Bien sûr il y a des sanctions pour ceux qui se font prendre. Elles dépendent des circonstances. Elles ne sont guère dramatiques à l’école : 0 pour copie, note divisée par deux, devoir à recommencer, punitions, quelques heures de colle, exclusion du cours... Les professeurs, quand ils ne ferment pas les yeux pour éviter la polémique, jouent davantage sur la gêne ou la honte de coupables.
Lors des épreuves officielles (bac, licence, concours...) la sanction pour fraude demeure l’ interdiction temporaire ou définitive de se présenter à des examens. Elle est rarement appliquée, les instances concernées préférant étouffer et régler discrètement les affaires.
Au-delà du goût d’interdit et du côté potache des démarches, reprises dans des gags de comédies (le talon de chaussure-livre ou le bouton d’herpèsmicro du film Les sous-doués) et sur des sites Internet spécialisés, il convient de prendre conscience qu’il y a un marché de la triche ! On a toujours triché. On trichera toujours. Pourquoi ne pas en prendre le risque quand on sait que la surveillance laisse à désirer. La tentation est trop belle pour un étudiant perdu parmi des centaines d’autres au fond d’un amphithéâtre dans les rangées duquel personne ne circule pour vérifier l’honnêteté de chacun. Le laxisme encourage la témérité.
Mais que penser de ce candidat de E.S. au bac 2003 qui, au mépris des risques judiciaires encourus, avait engagé de bonnes âmes pour passer les épreuves à sa place ? A-t-il eu peur de l’échec ? At- il succombé à la pression de la réussite à tout prix? Était-ce un fumiste ? Même si c’est en partie vrai, il serait trop simple d’assimiler les tricheurs aux fainéants prêts à tout pour contourner le système. Les élèves ne trichent pas simplement par bravade. Ils le font pour avoir une bonne note, être félicités, se rassurer, montrer qu’ils sont capables... Les jeunes sont-ils trop sollicités ? Sans doute puisqu’au total le résultat final a plus de valeur que le travail fourni. Alors inutile de se comporter en moralisateur. Le discours présentant la triche comme un mensonge à soi-même, un refus de s’assumer, ne semble guère convaincant.

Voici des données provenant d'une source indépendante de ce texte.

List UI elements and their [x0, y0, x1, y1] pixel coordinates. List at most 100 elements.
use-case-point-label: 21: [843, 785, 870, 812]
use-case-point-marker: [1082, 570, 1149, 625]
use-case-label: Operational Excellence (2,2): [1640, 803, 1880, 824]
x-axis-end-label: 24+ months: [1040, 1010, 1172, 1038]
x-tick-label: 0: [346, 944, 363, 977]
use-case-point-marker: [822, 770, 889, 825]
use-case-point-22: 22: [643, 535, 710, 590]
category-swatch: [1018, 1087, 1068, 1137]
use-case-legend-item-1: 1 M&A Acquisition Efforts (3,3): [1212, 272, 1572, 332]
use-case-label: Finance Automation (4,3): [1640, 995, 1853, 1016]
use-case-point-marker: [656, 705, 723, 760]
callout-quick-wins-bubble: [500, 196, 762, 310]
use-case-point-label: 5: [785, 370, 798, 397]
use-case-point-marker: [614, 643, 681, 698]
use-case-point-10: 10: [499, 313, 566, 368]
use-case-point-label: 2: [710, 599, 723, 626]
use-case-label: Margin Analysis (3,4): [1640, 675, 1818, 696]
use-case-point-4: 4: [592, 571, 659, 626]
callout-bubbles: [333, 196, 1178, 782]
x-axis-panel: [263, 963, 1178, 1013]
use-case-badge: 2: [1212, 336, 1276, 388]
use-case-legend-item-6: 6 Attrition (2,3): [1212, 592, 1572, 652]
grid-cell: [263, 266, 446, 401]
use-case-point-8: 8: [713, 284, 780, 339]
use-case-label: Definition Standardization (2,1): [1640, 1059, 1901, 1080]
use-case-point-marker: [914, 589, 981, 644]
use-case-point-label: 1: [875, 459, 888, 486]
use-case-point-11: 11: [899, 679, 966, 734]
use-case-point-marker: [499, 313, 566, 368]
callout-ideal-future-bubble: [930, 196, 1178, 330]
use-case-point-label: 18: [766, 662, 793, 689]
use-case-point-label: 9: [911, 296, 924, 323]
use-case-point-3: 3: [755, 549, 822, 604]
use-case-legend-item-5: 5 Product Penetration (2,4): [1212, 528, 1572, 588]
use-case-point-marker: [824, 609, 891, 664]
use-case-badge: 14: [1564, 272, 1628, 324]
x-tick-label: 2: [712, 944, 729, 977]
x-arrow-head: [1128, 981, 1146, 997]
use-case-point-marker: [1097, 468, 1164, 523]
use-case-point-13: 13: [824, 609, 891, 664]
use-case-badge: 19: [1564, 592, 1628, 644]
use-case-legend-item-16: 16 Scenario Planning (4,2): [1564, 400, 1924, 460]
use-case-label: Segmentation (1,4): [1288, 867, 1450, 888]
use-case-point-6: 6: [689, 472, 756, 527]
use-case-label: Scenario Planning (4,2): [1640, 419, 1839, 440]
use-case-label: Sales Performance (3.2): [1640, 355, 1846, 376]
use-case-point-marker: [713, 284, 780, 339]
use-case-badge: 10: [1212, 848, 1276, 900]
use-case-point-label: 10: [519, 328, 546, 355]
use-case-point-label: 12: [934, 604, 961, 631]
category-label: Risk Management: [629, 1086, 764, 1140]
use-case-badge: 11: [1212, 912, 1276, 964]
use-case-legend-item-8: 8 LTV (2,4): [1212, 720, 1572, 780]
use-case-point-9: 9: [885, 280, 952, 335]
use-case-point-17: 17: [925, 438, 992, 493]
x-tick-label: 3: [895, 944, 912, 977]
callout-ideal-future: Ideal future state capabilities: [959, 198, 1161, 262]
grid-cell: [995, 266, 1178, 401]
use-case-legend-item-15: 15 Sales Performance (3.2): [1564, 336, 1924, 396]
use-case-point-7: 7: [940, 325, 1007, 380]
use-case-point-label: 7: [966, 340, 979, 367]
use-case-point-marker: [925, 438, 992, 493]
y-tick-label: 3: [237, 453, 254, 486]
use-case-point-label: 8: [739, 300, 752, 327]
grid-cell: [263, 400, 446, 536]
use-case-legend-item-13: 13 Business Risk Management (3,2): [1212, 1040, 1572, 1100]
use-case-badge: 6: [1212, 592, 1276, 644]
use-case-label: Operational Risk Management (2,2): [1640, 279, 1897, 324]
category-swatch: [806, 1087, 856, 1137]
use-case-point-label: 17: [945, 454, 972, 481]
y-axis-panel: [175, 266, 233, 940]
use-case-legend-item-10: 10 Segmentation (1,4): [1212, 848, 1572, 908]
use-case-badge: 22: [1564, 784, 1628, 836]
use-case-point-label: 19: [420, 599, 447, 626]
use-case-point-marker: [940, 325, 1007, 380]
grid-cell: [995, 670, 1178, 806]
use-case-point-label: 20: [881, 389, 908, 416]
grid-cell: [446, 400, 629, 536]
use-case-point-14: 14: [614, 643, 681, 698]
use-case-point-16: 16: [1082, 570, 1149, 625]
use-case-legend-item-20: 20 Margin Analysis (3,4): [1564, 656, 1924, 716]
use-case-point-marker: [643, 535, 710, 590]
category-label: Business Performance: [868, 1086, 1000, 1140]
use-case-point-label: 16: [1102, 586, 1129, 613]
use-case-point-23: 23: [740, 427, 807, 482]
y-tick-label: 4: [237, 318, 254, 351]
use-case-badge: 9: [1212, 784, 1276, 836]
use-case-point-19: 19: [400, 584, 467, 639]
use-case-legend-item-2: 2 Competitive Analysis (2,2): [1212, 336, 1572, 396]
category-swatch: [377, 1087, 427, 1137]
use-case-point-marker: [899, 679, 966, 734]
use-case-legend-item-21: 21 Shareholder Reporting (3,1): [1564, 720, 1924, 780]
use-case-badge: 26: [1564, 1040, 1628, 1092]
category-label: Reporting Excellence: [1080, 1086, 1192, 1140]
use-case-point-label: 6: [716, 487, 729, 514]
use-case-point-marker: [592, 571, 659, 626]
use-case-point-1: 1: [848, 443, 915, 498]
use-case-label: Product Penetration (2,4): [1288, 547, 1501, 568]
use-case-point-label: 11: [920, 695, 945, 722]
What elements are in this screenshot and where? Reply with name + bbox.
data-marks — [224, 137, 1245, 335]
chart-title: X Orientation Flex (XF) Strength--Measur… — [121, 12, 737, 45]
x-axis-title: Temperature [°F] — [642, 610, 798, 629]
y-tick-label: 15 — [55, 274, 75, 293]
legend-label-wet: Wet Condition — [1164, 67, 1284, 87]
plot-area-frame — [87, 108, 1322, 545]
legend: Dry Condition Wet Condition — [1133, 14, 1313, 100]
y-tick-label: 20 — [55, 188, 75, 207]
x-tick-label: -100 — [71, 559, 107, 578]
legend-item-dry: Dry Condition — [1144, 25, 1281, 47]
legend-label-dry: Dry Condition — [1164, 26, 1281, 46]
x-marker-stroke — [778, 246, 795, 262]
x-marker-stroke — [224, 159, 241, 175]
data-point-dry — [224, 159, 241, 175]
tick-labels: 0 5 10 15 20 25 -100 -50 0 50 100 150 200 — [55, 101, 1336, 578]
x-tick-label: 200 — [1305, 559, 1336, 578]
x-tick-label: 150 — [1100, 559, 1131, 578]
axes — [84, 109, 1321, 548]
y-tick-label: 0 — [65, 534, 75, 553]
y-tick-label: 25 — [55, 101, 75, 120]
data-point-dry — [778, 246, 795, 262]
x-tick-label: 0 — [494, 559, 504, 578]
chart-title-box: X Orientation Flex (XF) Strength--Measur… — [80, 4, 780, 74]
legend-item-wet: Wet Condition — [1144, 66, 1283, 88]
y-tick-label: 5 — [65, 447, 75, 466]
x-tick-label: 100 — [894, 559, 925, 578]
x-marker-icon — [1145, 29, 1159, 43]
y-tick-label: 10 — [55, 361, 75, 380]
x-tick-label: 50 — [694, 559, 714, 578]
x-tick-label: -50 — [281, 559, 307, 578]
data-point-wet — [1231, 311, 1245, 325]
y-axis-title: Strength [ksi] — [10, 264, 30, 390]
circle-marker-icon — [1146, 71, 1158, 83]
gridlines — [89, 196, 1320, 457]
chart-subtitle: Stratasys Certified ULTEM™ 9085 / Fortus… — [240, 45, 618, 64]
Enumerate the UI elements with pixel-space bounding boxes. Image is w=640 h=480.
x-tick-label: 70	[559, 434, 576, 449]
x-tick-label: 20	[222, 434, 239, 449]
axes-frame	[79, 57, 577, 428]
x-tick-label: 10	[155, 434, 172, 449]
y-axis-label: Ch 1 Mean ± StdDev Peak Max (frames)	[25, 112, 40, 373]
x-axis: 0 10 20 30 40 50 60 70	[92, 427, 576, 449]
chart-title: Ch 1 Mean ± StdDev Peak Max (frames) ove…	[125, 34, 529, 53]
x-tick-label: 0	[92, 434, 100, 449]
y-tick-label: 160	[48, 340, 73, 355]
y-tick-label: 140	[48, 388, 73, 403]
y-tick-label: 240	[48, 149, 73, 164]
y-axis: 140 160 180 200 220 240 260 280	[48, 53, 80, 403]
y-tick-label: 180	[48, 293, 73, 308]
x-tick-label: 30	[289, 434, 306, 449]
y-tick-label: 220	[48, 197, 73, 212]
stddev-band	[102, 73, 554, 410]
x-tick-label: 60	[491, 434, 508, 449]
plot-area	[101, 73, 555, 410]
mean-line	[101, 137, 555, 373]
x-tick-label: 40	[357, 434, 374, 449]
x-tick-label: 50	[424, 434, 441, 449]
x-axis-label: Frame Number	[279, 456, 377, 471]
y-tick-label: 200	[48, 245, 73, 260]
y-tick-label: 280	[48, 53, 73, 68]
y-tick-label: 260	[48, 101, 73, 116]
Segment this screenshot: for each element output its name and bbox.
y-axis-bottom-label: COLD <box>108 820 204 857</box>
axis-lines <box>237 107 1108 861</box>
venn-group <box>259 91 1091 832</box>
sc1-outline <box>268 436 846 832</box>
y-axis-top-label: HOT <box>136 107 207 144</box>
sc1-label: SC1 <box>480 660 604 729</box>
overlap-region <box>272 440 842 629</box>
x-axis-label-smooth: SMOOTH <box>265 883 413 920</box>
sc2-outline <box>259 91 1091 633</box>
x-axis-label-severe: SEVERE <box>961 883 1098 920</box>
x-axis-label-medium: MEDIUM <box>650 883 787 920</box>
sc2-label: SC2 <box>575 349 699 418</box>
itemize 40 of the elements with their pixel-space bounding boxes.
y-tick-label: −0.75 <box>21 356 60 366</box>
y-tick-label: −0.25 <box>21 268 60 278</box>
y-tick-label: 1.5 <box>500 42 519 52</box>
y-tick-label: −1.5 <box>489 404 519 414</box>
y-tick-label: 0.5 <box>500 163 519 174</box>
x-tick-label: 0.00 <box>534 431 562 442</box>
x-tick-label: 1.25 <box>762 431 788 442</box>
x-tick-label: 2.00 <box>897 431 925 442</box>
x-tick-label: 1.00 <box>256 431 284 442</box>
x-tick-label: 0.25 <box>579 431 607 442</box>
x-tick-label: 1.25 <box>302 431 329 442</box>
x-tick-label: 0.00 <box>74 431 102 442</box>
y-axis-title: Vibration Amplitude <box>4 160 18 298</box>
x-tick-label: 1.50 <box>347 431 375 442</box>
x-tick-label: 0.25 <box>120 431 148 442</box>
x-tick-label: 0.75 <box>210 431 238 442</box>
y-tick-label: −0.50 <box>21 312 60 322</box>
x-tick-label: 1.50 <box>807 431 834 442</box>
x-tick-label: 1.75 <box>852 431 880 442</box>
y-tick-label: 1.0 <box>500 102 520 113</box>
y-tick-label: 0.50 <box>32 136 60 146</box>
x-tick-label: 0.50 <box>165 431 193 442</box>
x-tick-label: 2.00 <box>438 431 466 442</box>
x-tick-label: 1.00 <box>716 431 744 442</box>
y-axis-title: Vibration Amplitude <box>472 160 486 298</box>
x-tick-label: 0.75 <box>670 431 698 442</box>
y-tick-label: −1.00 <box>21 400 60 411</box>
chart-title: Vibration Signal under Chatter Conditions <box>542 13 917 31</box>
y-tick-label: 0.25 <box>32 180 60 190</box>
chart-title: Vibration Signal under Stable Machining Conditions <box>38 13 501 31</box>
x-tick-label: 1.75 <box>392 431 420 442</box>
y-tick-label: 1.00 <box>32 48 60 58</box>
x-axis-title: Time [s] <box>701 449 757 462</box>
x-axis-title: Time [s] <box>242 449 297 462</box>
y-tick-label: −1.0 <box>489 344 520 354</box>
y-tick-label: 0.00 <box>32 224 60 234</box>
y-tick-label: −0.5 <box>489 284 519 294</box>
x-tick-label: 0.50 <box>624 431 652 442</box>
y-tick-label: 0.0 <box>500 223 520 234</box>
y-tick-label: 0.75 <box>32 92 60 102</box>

Tricher fait partie des règles du jeu, dont on sait qu’elles n’existent que pour être transgressées. Après tout, les mauvais joueurs sont des perdants!

La triche au bac

En cas de flagrant délit ou de tentative de fraude (incluant la manipulation d’un téléphone portable), le responsable de la salle y met fin sans interrompre la participation à l’épreuve du ou des candidat(s) concerné(s). Le candidat ne peut être expulsé de la salle qu’en cas de substitution de personne ou de troubles affectant le déroulement de l’épreuve. Un procès-verbal est dressé, signé par tous les surveillants ainsi que le ou les acteur(s) de la fraude.
Le chef de centre constitue ensuite un dossier transmis au recteur qui décide ou non d’engager des poursuites.
Les sanctions encourues par les fraudeurs vont du blâme à l’interdiction temporaire ou définitive de se présenter à des examens (même le permis de conduire) ou de s’inscrire dans l’enseignement supérieur.